Discovery of Queen Anne’s Revenge
The Queen Anne’s Revenge went aground in 1718 in North Carolina. Some say that it was intentionally done by Blackbeard as a distraction so he could escape. It lay there undisturbed and unknown for almost 300 years until it was discovered in 1996 by Intersal Inc.
Archeological divers from the North Carolina Department of Natural and Cultural Resources began excavating the wreck. Cannons, anchors, the size of the ship, its design and collection as well as its location confirmed that it was indeed Blackbeard’s ship. Till now, around 400,000 artifacts have been raised from the site.
See the Relics
Currently, pirate fans can see the incredible relics of Queen Anne’s Revenge including its cannons and guns that made sailors quiver and surrender without even thinking about a confrontation.

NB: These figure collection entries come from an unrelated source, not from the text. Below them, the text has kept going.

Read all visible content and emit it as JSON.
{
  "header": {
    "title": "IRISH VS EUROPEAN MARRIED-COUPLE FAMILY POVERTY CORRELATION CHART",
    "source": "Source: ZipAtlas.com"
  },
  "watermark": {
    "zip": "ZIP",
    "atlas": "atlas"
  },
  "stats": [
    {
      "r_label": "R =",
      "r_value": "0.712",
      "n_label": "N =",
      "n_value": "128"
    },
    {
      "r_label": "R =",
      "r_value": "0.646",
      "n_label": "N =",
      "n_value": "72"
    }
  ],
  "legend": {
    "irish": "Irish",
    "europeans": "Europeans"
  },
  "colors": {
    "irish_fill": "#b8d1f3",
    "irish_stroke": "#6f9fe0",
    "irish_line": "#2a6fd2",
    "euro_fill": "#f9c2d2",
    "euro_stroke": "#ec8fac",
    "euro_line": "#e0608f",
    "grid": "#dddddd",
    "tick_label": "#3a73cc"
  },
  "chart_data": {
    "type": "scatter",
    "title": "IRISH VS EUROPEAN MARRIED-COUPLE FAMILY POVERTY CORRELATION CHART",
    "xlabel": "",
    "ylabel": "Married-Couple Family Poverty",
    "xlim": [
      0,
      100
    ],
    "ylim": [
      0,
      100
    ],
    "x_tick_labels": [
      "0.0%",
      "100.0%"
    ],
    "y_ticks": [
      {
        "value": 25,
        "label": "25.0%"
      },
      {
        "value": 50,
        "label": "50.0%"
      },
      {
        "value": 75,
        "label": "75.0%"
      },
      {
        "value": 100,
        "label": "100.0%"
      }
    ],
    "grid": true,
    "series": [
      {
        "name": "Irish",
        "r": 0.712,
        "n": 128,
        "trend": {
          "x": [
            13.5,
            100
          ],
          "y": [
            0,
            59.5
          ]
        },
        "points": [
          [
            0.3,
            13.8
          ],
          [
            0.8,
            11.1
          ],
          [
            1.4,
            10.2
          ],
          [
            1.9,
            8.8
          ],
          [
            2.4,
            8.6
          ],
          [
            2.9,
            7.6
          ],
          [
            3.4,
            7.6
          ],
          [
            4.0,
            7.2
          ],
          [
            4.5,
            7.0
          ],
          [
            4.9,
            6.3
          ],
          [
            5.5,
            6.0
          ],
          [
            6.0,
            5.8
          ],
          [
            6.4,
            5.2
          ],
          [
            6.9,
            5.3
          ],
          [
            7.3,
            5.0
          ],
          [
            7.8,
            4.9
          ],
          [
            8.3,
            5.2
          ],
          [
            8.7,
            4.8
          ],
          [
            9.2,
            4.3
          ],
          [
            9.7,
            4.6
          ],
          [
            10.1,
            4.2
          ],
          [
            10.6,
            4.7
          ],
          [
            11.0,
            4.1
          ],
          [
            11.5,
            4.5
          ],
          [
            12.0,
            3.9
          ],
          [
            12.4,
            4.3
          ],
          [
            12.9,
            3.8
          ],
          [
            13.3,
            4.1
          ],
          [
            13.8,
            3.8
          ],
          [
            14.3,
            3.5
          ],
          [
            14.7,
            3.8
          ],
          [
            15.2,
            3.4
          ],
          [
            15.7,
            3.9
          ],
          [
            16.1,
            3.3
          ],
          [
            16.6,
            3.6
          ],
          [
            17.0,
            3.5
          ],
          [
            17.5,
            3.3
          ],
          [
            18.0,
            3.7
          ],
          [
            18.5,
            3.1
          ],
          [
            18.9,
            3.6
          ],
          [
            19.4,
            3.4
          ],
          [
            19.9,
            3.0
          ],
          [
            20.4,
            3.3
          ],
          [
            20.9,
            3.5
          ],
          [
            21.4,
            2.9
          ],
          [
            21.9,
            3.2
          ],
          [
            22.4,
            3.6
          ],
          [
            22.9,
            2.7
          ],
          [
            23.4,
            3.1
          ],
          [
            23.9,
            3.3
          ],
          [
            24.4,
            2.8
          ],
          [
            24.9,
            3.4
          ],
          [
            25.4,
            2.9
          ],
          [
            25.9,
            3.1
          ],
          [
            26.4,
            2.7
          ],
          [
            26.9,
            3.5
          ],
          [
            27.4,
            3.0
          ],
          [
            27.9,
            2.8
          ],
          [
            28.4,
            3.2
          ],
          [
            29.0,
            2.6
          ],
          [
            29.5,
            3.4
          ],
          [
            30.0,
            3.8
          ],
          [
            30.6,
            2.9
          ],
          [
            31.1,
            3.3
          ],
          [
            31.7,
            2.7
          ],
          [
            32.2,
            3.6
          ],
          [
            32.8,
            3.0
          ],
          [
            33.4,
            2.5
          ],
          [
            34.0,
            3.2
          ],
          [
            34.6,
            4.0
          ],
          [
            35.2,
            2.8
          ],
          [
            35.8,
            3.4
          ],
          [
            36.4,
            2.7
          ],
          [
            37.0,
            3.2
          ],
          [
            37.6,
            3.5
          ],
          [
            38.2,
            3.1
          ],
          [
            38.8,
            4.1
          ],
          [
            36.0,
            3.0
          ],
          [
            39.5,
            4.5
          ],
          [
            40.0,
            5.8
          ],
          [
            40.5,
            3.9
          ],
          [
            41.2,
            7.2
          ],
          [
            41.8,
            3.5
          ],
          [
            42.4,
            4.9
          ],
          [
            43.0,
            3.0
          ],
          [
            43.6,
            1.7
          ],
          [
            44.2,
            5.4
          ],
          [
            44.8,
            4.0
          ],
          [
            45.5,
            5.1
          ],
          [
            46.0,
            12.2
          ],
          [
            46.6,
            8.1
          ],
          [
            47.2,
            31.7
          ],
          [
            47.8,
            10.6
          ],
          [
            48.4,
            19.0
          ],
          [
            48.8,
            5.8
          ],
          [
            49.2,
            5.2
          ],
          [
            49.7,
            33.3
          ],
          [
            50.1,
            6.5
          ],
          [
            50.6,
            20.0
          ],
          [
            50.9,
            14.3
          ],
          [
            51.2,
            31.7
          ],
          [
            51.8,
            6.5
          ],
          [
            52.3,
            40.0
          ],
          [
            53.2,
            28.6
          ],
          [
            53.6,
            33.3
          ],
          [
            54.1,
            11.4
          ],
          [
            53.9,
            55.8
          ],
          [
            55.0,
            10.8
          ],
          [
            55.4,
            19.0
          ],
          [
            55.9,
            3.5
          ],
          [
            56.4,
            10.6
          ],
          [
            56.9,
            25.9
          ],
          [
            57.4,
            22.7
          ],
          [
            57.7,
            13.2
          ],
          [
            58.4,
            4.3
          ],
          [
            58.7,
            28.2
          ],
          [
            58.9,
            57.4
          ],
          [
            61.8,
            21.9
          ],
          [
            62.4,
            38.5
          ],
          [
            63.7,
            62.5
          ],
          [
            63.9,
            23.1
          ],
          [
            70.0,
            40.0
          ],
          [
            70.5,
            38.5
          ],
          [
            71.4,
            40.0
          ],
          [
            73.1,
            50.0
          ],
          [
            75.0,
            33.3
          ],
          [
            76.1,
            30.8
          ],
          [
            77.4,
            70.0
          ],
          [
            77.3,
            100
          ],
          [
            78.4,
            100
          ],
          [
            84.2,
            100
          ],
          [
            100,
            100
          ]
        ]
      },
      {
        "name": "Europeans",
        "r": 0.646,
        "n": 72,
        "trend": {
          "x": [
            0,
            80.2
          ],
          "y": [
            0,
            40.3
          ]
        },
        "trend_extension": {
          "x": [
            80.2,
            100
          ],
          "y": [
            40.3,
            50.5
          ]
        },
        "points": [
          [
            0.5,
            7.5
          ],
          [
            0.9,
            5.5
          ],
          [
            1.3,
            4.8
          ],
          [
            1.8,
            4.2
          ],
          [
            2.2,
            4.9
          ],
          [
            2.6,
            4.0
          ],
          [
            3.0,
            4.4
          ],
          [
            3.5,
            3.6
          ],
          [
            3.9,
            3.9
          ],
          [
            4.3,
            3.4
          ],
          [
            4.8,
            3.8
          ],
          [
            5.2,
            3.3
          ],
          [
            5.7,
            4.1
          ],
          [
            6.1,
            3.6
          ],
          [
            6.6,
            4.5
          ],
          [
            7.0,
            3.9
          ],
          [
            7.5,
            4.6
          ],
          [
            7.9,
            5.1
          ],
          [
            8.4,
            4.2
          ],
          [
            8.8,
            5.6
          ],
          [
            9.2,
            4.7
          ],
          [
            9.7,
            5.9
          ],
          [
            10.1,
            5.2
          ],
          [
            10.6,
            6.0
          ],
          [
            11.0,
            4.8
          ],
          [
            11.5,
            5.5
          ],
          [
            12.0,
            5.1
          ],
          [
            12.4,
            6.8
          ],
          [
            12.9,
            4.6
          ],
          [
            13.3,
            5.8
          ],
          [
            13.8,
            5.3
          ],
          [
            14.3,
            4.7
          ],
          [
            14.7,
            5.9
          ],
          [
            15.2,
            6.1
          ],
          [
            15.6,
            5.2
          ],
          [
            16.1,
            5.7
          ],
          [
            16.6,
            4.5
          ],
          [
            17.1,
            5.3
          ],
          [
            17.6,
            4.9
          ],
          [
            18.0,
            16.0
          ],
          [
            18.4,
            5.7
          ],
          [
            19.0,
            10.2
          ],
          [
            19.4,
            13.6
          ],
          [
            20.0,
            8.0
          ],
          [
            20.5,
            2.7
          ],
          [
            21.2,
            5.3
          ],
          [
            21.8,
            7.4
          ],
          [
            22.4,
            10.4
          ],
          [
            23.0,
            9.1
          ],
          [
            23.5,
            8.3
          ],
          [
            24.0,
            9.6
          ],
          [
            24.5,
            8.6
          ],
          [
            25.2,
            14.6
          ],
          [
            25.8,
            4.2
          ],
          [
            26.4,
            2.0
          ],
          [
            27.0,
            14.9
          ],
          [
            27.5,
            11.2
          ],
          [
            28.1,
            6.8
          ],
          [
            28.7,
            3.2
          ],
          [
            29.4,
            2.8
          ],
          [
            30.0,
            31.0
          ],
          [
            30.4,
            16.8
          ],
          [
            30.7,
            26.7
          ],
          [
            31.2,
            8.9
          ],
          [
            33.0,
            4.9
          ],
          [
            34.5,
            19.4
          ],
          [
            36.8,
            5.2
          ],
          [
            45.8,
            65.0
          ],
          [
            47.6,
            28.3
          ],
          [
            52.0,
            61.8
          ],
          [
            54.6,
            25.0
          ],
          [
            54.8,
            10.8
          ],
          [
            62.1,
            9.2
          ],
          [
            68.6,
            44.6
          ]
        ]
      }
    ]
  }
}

All of the artifacts from the wreck are on display at N.C. Maritime Museum in Beaufort, Graveyard of the Atlantic Museum in Hatteras, N.C. Museum of History in Raleigh, the Museum of the Albemarle in Elizabeth City, and the Smithsonian Institution in Washington, D.C.
The exhibits are free and offer great insights to the pirate and his life.
Dive to the Shipwreck
Although exploring the shipwreck is not permissible to travelers, according to some blogs and divers, with an advanced open water scuba certification and special permission from the state this could be possible given a valid reason.
Divingblog.com had mentioned that it’s a two-day activity with the first day explaining the wreck and coveying its historical, archeological, and ecological importance. The second day includes diving to the wreck where divers can touch and feel what was once a fearsome ship that conquered the seas.
So whether you plan to dive into the shipwreck or see the relics in the museums, there is no doubt that for those moments you will be part of Blackbeard’s pirate crew and his terrifying Queen Anne’s Revenge.